No matter how long I teach I will always be nervous the first day of class. There are so many unknowns. Each student, for example, is just a name on a piece of paper; so different from how they seem at the end of the semester. The course content is always slightly different too. Sometimes a new topic such as the WIDA Standards for teaching English Language Learners is introduced and sometimes a new activity is included just for the sake of change and keeping things fresh and exciting.
When I was in grad school one of my professors, Lilian Katz, said that all teachers should teach with a sense of "productive anxiety". This, she said, keeps teachers on their toes and makes them constantly aware of the dangers of boring their students out of their minds.

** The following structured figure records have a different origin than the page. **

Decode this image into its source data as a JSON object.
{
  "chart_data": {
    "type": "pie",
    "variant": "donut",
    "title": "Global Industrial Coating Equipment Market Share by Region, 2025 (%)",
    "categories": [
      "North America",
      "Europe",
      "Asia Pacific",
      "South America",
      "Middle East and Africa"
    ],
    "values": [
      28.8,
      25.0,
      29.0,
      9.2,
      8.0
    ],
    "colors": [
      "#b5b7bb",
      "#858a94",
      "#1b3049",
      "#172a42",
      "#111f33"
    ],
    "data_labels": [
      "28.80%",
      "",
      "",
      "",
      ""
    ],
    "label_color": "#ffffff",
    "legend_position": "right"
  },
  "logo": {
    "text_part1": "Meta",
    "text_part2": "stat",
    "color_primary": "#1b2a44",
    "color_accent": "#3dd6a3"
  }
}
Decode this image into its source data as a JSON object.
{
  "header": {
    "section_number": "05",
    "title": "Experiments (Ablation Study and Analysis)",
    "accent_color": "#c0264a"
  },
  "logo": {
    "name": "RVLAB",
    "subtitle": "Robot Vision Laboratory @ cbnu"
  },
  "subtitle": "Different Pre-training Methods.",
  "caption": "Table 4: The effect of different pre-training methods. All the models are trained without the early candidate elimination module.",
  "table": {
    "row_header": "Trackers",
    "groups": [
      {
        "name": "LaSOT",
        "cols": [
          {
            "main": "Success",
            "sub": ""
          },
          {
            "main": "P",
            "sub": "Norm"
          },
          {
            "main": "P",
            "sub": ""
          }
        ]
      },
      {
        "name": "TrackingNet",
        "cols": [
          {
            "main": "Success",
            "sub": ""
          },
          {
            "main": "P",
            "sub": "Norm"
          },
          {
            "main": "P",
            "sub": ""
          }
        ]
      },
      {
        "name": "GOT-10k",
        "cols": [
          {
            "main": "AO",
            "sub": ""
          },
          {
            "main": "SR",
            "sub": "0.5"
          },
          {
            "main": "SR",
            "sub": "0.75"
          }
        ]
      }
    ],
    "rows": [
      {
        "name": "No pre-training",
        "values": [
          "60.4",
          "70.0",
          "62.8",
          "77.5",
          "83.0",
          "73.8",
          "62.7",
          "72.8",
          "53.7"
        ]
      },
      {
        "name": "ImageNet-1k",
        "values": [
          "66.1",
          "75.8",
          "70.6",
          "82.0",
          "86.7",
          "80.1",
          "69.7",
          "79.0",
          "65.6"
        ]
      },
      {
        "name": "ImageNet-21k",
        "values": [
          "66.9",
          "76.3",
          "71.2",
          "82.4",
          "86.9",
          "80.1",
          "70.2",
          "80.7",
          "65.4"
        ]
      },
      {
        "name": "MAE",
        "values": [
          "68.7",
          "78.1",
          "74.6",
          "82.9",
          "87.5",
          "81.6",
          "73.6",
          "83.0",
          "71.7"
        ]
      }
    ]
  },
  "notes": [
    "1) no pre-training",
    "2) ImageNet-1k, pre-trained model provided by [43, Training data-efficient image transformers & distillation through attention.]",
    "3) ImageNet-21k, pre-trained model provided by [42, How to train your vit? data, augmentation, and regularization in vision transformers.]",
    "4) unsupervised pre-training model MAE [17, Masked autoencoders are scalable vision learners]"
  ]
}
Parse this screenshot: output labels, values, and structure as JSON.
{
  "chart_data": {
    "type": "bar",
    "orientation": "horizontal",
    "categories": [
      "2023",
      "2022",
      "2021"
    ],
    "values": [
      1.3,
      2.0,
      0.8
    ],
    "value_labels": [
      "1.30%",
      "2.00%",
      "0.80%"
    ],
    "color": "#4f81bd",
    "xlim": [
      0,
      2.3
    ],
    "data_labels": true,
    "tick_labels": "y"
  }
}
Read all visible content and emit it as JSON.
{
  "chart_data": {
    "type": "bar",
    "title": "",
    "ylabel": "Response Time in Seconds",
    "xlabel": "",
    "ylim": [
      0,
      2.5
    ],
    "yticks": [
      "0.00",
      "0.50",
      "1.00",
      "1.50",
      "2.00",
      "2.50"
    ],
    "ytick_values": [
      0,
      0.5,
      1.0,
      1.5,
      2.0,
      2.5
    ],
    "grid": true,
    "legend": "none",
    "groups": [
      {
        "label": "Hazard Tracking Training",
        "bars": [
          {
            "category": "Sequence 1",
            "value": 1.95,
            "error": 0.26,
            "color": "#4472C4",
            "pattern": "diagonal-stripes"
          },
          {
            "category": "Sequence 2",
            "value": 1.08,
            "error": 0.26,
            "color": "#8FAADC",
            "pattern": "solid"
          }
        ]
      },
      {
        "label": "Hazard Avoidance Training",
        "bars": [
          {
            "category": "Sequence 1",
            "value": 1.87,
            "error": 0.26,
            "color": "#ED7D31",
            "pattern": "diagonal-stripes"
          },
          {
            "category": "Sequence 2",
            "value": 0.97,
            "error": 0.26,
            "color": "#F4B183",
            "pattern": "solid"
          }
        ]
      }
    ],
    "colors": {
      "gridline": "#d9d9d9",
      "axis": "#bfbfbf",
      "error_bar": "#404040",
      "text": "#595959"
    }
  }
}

I've always heeded this advice because I am very aware of those times, very occasionally I hope, when I drone on and can see students beginning to nod off. They don't happen very often but they always serve as reminders of the need to make sure that I am aware of how my students are reacting to what I am teaching or wanting them to learn.
So I think this is the reason why the first class is so nerve wracking. I don't know who the students are and how they will respond to my teaching strategies, or my somewhat droll British sense of humor; "we have a lot to get through today so we may have to stay until 10pm" said with a straight face (the class finishes at 7:30pm). But toward the end of the first two-and-a-half hour class when their personalities and reasons for being there begin to show through I begin to feel more comfortable. But, thank goodness, that sense of productive anxiety is always there in every class I teach throughout the semester. I hope my students feel the same way.
Summer (aaaahhhh) in Richmond Vermont; the Old Round Church "with no corners for the devil to hide in".